La commission de recours s'en rapporte à justice. La caisse intimée en fait de même. Elle relève toutefois qu'en "toute logique, le "goodwill" acquis à titre onéreux devrait être compris dans la fortune commerciale", un tel traitement ne devant pas "être regardé comme une inégalité à l'égard d'un exploitant ayant acquis une valeur immatérielle par son travail".

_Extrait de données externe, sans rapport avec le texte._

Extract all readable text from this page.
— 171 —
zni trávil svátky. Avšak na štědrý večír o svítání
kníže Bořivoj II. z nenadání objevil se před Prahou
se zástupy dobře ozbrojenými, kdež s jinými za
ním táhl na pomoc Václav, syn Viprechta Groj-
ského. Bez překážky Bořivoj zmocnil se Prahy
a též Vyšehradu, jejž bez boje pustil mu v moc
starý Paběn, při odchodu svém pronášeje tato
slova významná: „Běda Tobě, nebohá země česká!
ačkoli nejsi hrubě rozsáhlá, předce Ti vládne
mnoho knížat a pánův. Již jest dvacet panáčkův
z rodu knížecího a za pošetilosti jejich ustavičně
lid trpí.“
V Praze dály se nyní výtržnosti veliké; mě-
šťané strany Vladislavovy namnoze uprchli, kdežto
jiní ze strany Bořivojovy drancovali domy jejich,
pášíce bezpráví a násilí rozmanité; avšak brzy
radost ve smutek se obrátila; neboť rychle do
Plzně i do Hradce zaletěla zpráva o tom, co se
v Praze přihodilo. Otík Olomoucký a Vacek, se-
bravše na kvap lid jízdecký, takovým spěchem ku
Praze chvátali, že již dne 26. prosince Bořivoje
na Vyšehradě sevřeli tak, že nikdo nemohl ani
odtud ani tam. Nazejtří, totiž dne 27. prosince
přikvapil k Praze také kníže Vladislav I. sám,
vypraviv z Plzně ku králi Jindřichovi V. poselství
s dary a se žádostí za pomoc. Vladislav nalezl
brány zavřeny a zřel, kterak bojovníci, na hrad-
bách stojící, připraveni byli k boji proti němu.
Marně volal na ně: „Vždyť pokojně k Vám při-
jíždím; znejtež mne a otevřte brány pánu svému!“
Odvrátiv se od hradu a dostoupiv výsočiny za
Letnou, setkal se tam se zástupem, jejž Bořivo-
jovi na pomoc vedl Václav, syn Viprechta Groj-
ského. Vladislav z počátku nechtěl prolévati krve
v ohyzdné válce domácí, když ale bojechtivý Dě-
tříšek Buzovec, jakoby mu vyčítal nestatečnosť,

Dans son préavis, l'Office fédéral des assurances sociales propose de confirmer la jurisprudence et de rejeter le recours.
 
Considérant en droit:
1. Pour évaluer une entreprise, il ne suffit pas d'additionner la valeur des biens matériels (marchandises, machines, espèces, créances, etc.) qui lui appartiennent. Il faut aussi, très souvent, tenir compte de biens immatériels, tels que raison de commerce, réputation, clientèle, relations d'affaires, fournisseurs, méthodes de travail. Il faut peut-être aussi prendre en considération le fait même d'exister, d'être organisé et de fonctionner depuis un certain temps. Ces biens immatériels, qu'on désigne communément du terme anglais de "goodwill", résultent de l'activité lucrative du chef d'entreprise, à l'instar de l'accroissement de la valeur des biens matériels. Ils sont réalisables lors de la vente de l'entreprise; il s'agit alors de savoir s'ils constituent un revenu sur lequel sont dues les cotisations AVS/AI/APG, c'est-à-dire s'ils font partie du revenu provenant de l'exercice d'une activité dépendante ou indépendante (art. 4 LAVS), et si, s'agissant de l'acquéreur, ils représentent des éléments du capital propre engagé dans l'exploitation dont l'intérêt peut être déduit du revenu de l'activité indépendante (art. 9 al. 2 lit. e LAVS). Le Tribunal fédéral des assurances a estimé que le prix d'un "goodwill" payable par acomptes après remise d'un commerce est soumis à cotisations personnelles, lesquelles sont exigibles en une fois sur la valeur totale du "goodwill", sans aucune déduction (RO 96 V 58). En revanche, il a constaté il y a longtemps déjà que, le capital propre investi dans l'entreprise devant être évalué d'après les normes de la législation en matière d'impôt pour la défense nationale (art. 18 al. 2 RAVS), le "goodwill" ne constitue pas un élément de ce capital: en matière d'impôt pour la défense nationale en effet, le "goodwill" n'est pas compté dans la fortune (ATFA 1951 p. 246; jurisprudence confirmée dans les arrêts non publiés Salzmann du 30 avril 1963 et Simonetti du 25 février 1966), à la différence d'autres biens immatériels tels que les brevets d'invention par exemple (RCC 1959 p. 300).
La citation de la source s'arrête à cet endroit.